Apollos appears to have been an itinerant preacher, or maybe a supply pastor. He's a Jew from Alexandria, a learned man, trained in the Jewish scriptures, and an effective speaker. He's also a believer in Jesus Christ, and that's Who he preaches. But, he lacks something. He baptizes new converts into John's baptism, not Jesus' baptism or the baptism of the Holy Spirit. Aquila and Priscilla see this lack, reach out to him, and explain "the way of God more adequately" This turned Apollos' ministry around. Already educated, knowledgeable in Christian ways, now he has the full picture. He goes to Achaia (where Corinth is), armed with letters of recommendation to the old companions of Aquila and Priscilla. That's a great story, even if that's all there is to it.
But there's something Acts doesn't tell us. In Acts 18:2, Aquila is a Jew in Corinth from Pontus via Rome. Paul's coming to Corinth was the first Christian influence in Corinth, so far as we know. In that verse Aquila is not described as a Jewish believer, but simply as a Jew. It appears he is not a Christian, and may not even have heard the Christian message. At the end of Paul's eighteen month stay in Corinth, he is not explicitly described as a believer, but apparently he was, for he and his wife are able to explain Christianity more adequately to the preacher.

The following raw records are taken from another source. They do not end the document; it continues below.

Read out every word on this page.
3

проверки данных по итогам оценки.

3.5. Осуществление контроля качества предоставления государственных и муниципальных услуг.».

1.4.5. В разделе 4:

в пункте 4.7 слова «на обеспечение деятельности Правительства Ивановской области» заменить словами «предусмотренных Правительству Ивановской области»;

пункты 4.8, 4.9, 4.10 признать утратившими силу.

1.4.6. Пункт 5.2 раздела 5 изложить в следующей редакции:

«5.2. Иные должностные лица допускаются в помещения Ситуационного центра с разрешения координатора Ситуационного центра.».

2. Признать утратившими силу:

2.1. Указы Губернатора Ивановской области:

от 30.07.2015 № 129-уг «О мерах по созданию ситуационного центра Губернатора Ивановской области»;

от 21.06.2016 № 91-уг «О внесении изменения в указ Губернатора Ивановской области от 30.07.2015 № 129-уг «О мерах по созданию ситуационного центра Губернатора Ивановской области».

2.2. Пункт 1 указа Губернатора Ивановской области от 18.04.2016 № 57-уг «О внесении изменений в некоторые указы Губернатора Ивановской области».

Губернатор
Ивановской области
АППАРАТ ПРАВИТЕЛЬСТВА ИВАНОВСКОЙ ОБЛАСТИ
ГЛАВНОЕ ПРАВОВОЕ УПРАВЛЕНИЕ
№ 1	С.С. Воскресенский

It's at this point that I wish we had a fuller story in the Bible, that being the conversion of Aquila and Priscilla. I can see Paul, at work in the tent-making shop. If he sang and prayed in the Philippian jail at midnight, while wounded and in chains, what might he do at work at his trade, while making money? Aquila and Priscilla must have heard plenty, and seen Paul's life. They must have been converted and discipled during this time. They thought they were hiring a worker. Instead they were opening the way for themselves to gain eternal life. I would love to have the story of their conversion.
So here, in this story, we hear of laymen helping a clergyman "up his game." All are working together for expanding the kingdom of God. I like that.